Some of the topics Garcia will speak of include President Obama’s pledge to designate an American Indian policy adviser on his senior White House staff, the addition of Native Americans in economic recovery and health care. He will also address the public safety and education of Native Americans, according to ncai.org.
The NCAI is a united tribal organization including more than 250 tribes who work closely with the government to inform them of tribal issues and their sovereign rights, according to ncai.org. The NCAI also works toward informing the public about Native American people, preserving rights enforced by past treaties and Native American welfare.
Garcia, Ohkay Owingeh Pueblo (formerly the San Juan Pueblo), is also a chairman on the All-Indian Pueblo Council, which includes all 19 New Mexico Pueblo tribes.
“He’s one of our key representatives to the federal administration,” said Justin McHorse, director of the NMSU American Indian Program.
McHorse has been advertising Garcia’s State of Indian Nations address on the AIP bulletin.

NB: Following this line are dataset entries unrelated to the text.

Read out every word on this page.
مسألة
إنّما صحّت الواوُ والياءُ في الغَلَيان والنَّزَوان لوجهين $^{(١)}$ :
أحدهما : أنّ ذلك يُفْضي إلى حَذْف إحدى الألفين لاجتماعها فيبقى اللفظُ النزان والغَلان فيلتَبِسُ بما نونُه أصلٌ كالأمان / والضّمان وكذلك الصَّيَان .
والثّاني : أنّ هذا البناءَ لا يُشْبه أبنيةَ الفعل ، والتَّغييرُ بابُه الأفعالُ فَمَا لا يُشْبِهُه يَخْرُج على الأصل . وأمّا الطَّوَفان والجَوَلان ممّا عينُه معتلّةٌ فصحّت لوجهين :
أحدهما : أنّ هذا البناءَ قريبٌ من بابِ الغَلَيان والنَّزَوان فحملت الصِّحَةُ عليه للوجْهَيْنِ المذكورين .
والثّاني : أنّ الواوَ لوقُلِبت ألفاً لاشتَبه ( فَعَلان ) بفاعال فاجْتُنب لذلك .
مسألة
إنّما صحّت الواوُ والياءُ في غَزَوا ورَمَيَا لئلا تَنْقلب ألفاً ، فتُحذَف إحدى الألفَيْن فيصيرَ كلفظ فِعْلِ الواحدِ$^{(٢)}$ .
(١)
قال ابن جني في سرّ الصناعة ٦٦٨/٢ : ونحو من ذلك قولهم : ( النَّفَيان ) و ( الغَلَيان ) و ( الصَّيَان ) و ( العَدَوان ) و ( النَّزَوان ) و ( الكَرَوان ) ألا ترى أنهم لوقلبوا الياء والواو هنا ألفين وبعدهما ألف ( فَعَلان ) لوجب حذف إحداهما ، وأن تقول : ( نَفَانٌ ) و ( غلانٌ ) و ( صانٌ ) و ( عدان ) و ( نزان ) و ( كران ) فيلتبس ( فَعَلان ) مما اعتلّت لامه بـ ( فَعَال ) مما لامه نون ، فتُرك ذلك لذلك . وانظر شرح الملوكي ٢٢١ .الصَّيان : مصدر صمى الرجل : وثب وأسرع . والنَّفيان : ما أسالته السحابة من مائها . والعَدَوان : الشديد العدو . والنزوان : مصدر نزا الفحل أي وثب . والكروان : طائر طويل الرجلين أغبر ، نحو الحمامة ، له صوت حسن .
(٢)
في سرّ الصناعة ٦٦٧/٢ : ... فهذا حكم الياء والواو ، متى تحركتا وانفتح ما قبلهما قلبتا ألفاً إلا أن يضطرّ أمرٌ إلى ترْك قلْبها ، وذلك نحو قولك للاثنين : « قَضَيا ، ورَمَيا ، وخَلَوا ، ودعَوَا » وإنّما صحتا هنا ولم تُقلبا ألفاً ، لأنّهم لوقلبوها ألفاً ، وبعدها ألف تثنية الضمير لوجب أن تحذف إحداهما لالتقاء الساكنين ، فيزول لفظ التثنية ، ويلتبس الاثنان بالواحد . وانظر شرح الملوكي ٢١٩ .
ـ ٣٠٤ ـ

He said it is important for students and everyone else in the community to hear this address and to recognize the types of issues Native Americans face.
McHorse said it could be a very enriching experience to have a highly esteemed Native American leader, such as Garcia, come to NMSU to talk to young students who are on their way to becoming professionals.
“I think it’s fantastic for the IRD to have him come down here,” McHorse said. “I’m definitely looking forward to it.”